The fund recorded a 4.4% investment loss for 2018. It assumes a return of 7.25%.
If local governments fail to make actuarially required contributions, the IMRF can intercept tax revenues that flow through the state.
Cook County’s 2018 results with a $6.79 billion unfunded tab and funded ratio at 60.8% was nearly on par with its 2017 results with the tab at $6.74 billion for a 60.1% funded ratio. Ten years ago the system was at 63.2%.
The fund suffered a 3.8% investment loss for 2018. It assumes a 7.25% rate of return.

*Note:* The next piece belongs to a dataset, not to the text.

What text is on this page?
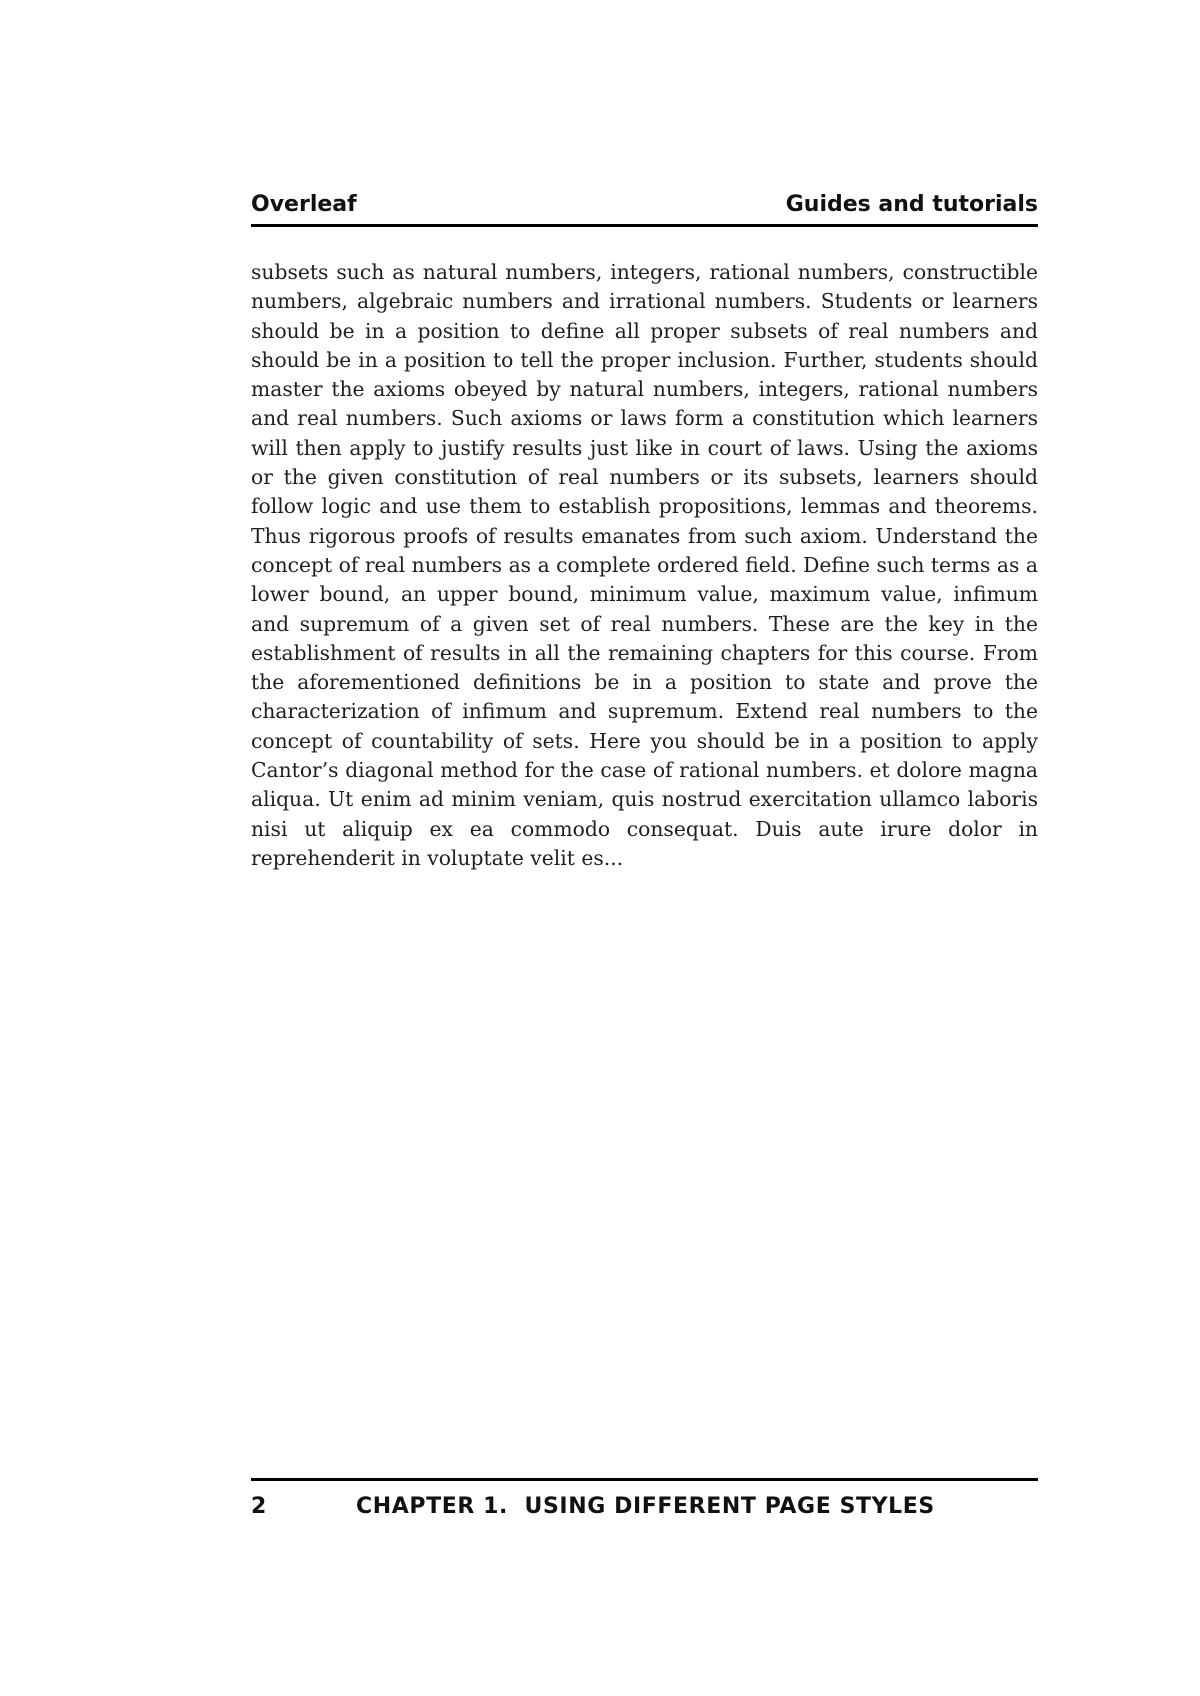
Overleaf	Guides and tutorials

subsets such as natural numbers, integers, rational numbers, constructible numbers, algebraic numbers and irrational numbers. Students or learners should be in a position to define all proper subsets of real numbers and should be in a position to tell the proper inclusion. Further, students should master the axioms obeyed by natural numbers, integers, rational numbers and real numbers. Such axioms or laws form a constitution which learners will then apply to justify results just like in court of laws. Using the axioms or the given constitution of real numbers or its subsets, learners should follow logic and use them to establish propositions, lemmas and theorems. Thus rigorous proofs of results emanates from such axiom. Understand the concept of real numbers as a complete ordered field. Define such terms as a lower bound, an upper bound, minimum value, maximum value, infimum and supremum of a given set of real numbers. These are the key in the establishment of results in all the remaining chapters for this course. From the aforementioned definitions be in a position to state and prove the characterization of infimum and supremum. Extend real numbers to the concept of countability of sets. Here you should be in a position to apply Cantor’s diagonal method for the case of rational numbers. et dolore magna aliqua. Ut enim ad minim veniam, quis nostrud exercitation ullamco laboris nisi ut aliquip ex ea commodo consequat. Duis aute irure dolor in reprehenderit in voluptate velit es...

2	CHAPTER 1.  USING DIFFERENT PAGE STYLES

“Under the current funding policy the Cook County Employees’ Pension Fund is projected to run out of assets by 2041 if all future assumptions are met and no additional contributions are made,” the report warns. The county makes supplemental contributions annually for more than $300 million that push off insolvency but they are not reflected in the actuarial results because state legislation is required to count them.
The county’s forest preserve district recorded a $133.8 million unfunded burden for a 60.3% funded ratio compared to $126.6 million and a funded ratio of 61.7% in 2017. A decade ago the account was 68.8% funded. The fund suffered a 4.3% loss. It assumes a 7.25% return rate.
“Under the current funding policy the Cook County Forest Preserve Pension Fund is projected to run out of assets by 2038 if all future assumptions are met and no additional contributions are made,” the report warned.
The water reclamation district saw its unfunded liabilities grow slightly to $1.1 billion from $1 billion and its funded ratio of 56.5% erode slightly from 58.3%. A decade ago it was 60.7% funded. The fund saw a 7.5% investment loss. It assumes a 7.25% return.
The Chicago Park District’s fund deteriorated with the unfunded liability rising to $775.5 million for a funded ratio of 32.1% compared to $653.9 million and a funded ratio of 37.1% a year earlier. A decade ago the fund was 67.2% funded.
The fund suffered a 5.1% loss. It assumes a 7.25% rate of return.
The CTA held steady between 2017 and 2018 with its unfunded tab at $1.65 billion for a 52.6% funded ratio in 2018 and $1.62 billion and 52.6% funded for 2017. A decade ago it was 74.8% funded. The fund suffered a 3.5% loss. It assumes a return of 8.25%.
The CTA plan is designed to bring the funded ratio up to or no less than 90% by Dec. 31, 2059.
The teachers’ fund worsened with the unfunded liability rising to $11.95 billion from $10.9 billion and the funded ratio down to 47.9% from 50.1%. A decade ago it was 73.3% funded.
The fund saw a positive 9% return. While most of the funds operate on fiscal year that matches the calendar year, the district’s fiscal year ends June 30. It assumes a 7% return.
“For fiscal years 2014 through 2059 the Board of Education is required to make contributions calculated as a level percentage of payroll sufficient to bring the fund’s total assets up to 90% of the fund’s total liabilities by the end of FY 2059,” the report notes.